3.4.2 European Big Data Ecosystem

While no coherent data ecosystem exists at the European-level (DG Connect 2013), the benefits of sharing and linking data across domains and industry sectors are becoming obvious. Initiatives such as smart cities are showing how different sectors (i.e. energy and transport) can collaborate to maximise the potential for optimisation and value return. The cross-fertilisation of stakeholder and datasets from different sectors is a key element for advancing the big data economy in Europe.

A European big data business ecosystem is an important factor for commercialisation and commoditisation of big data services, products, and platforms. A successful big data ecosystem would see all “stakeholders interact seamlessly within a Digital Single Market , leading to business opportunities, easier access to knowledge and capital” (European Commission 2014).

A well-functioning working data ecosystem must bring together the key stakeholders with a clear benefit for all. The key actors in a big data ecosystem, as illustrated in Fig. 3.2, are:

Fig. 3.2
figure 2

The Micro, Meso, and Macro Levels of a Big Data Ecosystem [adapted from Moore (1996)]

  • Data Suppliers: Person or organisation [Large and small and medium-sized enterprises (SME)] that create, collect, aggregate, and transform data from both public and private sources

  • Technology Providers: Typically organisations (Large and SME) as providers of tools, platforms, services, and know-how for data management

  • Data End Users: Person or organisation from different industrial sectors (private and public) that leverage big data technology and services to their advantage.

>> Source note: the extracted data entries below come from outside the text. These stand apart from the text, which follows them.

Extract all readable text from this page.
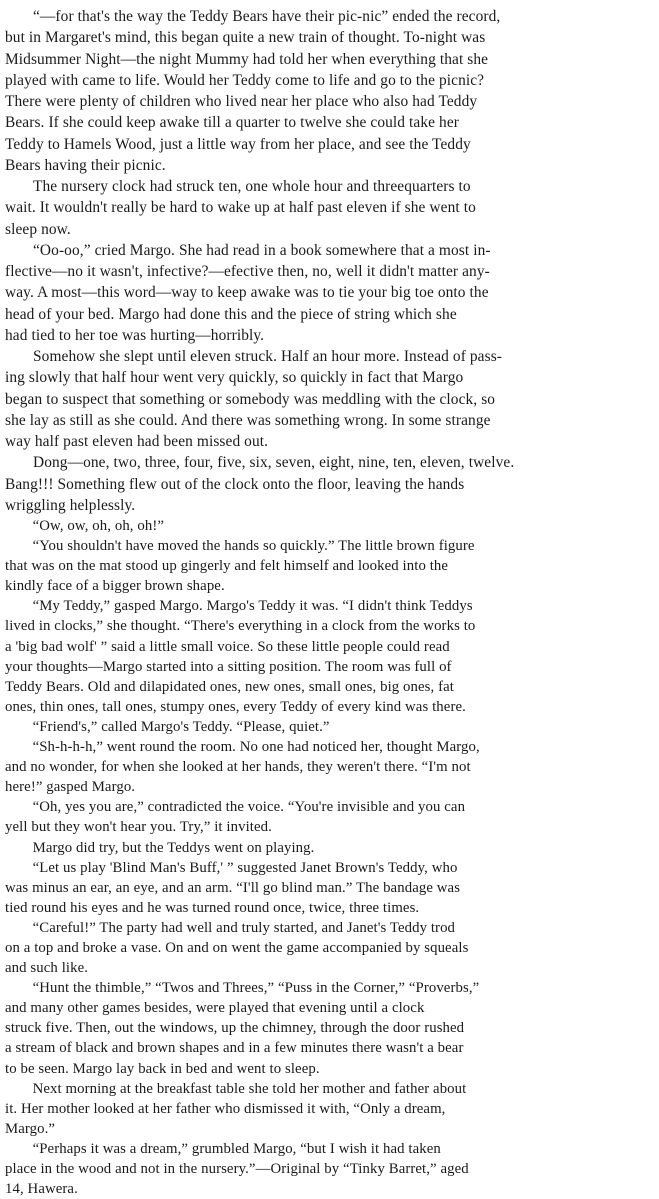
“—for that's the way the Teddy Bears have their pic-nic” ended the record,
but in Margaret's mind, this began quite a new train of thought. To-night was
Midsummer Night—the night Mummy had told her when everything that she
played with came to life. Would her Teddy come to life and go to the picnic?
There were plenty of children who lived near her place who also had Teddy
Bears. If she could keep awake till a quarter to twelve she could take her
Teddy to Hamels Wood, just a little way from her place, and see the Teddy
Bears having their picnic.
The nursery clock had struck ten, one whole hour and threequarters to
wait. It wouldn't really be hard to wake up at half past eleven if she went to
sleep now.
“Oo-oo,” cried Margo. She had read in a book somewhere that a most in-
flective—no it wasn't, infective?—efective then, no, well it didn't matter any-
way. A most—this word—way to keep awake was to tie your big toe onto the
head of your bed. Margo had done this and the piece of string which she
had tied to her toe was hurting—horribly.
Somehow she slept until eleven struck. Half an hour more. Instead of pass-
ing slowly that half hour went very quickly, so quickly in fact that Margo
began to suspect that something or somebody was meddling with the clock, so
she lay as still as she could. And there was something wrong. In some strange
way half past eleven had been missed out.
Dong—one, two, three, four, five, six, seven, eight, nine, ten, eleven, twelve.
Bang!!! Something flew out of the clock onto the floor, leaving the hands
wriggling helplessly.
“Ow, ow, oh, oh, oh!”
“You shouldn't have moved the hands so quickly.” The little brown figure
that was on the mat stood up gingerly and felt himself and looked into the
kindly face of a bigger brown shape.
“My Teddy,” gasped Margo. Margo's Teddy it was. “I didn't think Teddys
lived in clocks,” she thought. “There's everything in a clock from the works to
a 'big bad wolf' ” said a little small voice. So these little people could read
your thoughts—Margo started into a sitting position. The room was full of
Teddy Bears. Old and dilapidated ones, new ones, small ones, big ones, fat
ones, thin ones, tall ones, stumpy ones, every Teddy of every kind was there.
“Friend's,” called Margo's Teddy. “Please, quiet.”
“Sh-h-h-h,” went round the room. No one had noticed her, thought Margo,
and no wonder, for when she looked at her hands, they weren't there. “I'm not
here!” gasped Margo.
“Oh, yes you are,” contradicted the voice. “You're invisible and you can
yell but they won't hear you. Try,” it invited.
Margo did try, but the Teddys went on playing.
“Let us play 'Blind Man's Buff,' ” suggested Janet Brown's Teddy, who
was minus an ear, an eye, and an arm. “I'll go blind man.” The bandage was
tied round his eyes and he was turned round once, twice, three times.
“Careful!” The party had well and truly started, and Janet's Teddy trod
on a top and broke a vase. On and on went the game accompanied by squeals
and such like.
“Hunt the thimble,” “Twos and Threes,” “Puss in the Corner,” “Proverbs,”
and many other games besides, were played that evening until a clock
struck five. Then, out the windows, up the chimney, through the door rushed
a stream of black and brown shapes and in a few minutes there wasn't a bear
to be seen. Margo lay back in bed and went to sleep.
Next morning at the breakfast table she told her mother and father about
it. Her mother looked at her father who dismissed it with, “Only a dream,
Margo.”
“Perhaps it was a dream,” grumbled Margo, “but I wish it had taken
place in the wood and not in the nursery.”—Original by “Tinky Barret,” aged
14, Hawera.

  • Data Marketplace : Person or organisation that host data from publishers and offer it to consumers/end users.

  • Start-ups and Entrepreneurs : Develop innovative data-driven technology, products, and services.

  • Researchers and Academics: Investigate new algorithms, technologies, methodologies, business models, and societal aspects needed to advance big data.

  • Regulators for data privacy and legal issues.

  • Standardisation Bodies: Define technology standards (both official and de facto) to promote the global adoption of big data technology.

  • Investors, Venture Capitalists, and Incubators: Person or organisation that provides resources and services to develop the commercial potential of the ecosystem.

3.4.3 Toward a Big Data Ecosystem

Enabling a European wide data ecosystem will require a number of technical challenges to be overcome associated with the cost and complexity of publishing and utilising data. Current ecosystems face a number of problems such as data discovery, curation, linking, synchronisation, distribution, business modelling, and sales and marketing. A number of key societal and environmental challenges need to be overcome to establish effective big data ecosystems ; these include but are not limited to:

  • Understanding the value and contribution of big data technology

  • Determining the value of data

  • Identification of business models that will support a data-driven ecosystem

  • Enabling entrepreneurs and venture capitalists to easily access the ecosystem

  • Preservation of privacy and security for all actors in the ecosystem

  • Reducing fragmentation of languages, intellectual property rights, laws, and policy practices between EU countries

3.5 Summary

Big data is the emerging field where innovative technology offers new ways to extract value from the tsunami of available information. As with any emerging area, terms and concepts can be open to different interpretations. The Big Data domain is no different. The different definitions of “Big Data” which have emerged show the diversity and use of the term to label data with different attributes. Two tools from the business community, Value Chains and Business Ecosystems, can be used to model big data systems and the big data business environments. Big Data Value Chains can describe the information flow within a big data system as a series of steps needed to generate value and useful insights from data. Big Data Ecosystems can be used to understand the business context and relationships between key stakeholders. A European big data business ecosystem is an important factor for commercialisation and commoditisation of big data services, products, and platforms.